Overview

The GFI LanGuard apart from providing information on the current audit policy settings on scanned machines, allows users to access and modify the audit policy settings of the target computers.

This article describes the required steps to enable security audit policies using GFI LanGuard.

Diagnosis

An important part of any security plan is the ability to monitor and audit events on your network. These event logs are frequently referenced to identify security holes or breaches. Identifying attempts and preventing them from becoming successful breaches of your system security is critical. In Windows, you can use Group Policies to set up an audit policy that can track user activities or system events in specific logs.

To keep track of your system auditing policy, GFI LanGuard collects the security audit policy settings from target computers and includes them in the scan result. To access more information on the result click on Security Audit Policy sub-node.

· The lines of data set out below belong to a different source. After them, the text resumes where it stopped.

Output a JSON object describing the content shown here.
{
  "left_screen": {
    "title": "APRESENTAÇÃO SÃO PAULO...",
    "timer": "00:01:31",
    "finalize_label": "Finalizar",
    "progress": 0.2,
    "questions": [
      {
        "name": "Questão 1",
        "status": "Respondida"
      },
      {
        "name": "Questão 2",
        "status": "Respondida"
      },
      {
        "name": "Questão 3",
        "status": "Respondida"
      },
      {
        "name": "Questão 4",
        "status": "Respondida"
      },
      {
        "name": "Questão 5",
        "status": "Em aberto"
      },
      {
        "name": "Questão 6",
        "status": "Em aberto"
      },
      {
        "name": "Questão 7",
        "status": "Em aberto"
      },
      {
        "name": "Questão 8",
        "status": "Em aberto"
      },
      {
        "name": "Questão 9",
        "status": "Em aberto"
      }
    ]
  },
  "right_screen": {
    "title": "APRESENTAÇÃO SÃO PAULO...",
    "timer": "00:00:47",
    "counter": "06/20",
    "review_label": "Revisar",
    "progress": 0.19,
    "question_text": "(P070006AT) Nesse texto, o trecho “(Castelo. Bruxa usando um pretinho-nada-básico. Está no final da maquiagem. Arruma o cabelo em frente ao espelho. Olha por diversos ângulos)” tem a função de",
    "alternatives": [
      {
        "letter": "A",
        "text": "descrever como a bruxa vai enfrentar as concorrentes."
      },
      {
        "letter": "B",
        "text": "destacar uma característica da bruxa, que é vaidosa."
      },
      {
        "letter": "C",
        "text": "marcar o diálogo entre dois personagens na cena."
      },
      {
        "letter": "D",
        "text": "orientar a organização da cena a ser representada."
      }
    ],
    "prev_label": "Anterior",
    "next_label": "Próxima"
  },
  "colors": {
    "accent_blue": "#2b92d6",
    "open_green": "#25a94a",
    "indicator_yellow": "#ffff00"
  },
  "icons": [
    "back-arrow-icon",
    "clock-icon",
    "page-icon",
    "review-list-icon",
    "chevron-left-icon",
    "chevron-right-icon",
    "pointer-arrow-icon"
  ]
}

Apart from gaining knowledge on the current audit policy settings, you can also use GFI LanGuard to access and modify the audit policy settings of your target computers. To achieve this, follow the steps below.

Solution

1. After scanning a remote computer, from the Scan Results Overview panel, right-click on the respective target computer and select Enable auditing on > This computer/Selected computers/All computers.
   
2. Select/unselect auditing policies accordingly, and click Next to deploy the audit policy configuration settings, on the target computer(s).
3. At this stage, a dialog will show whether the deployment of audit policy settings was successful or not. To proceed to the next stage click Next. Click Back to redeploy settings on failed computers.
   
4. Click Finish to finalize the configuration. Restart a scan to update results.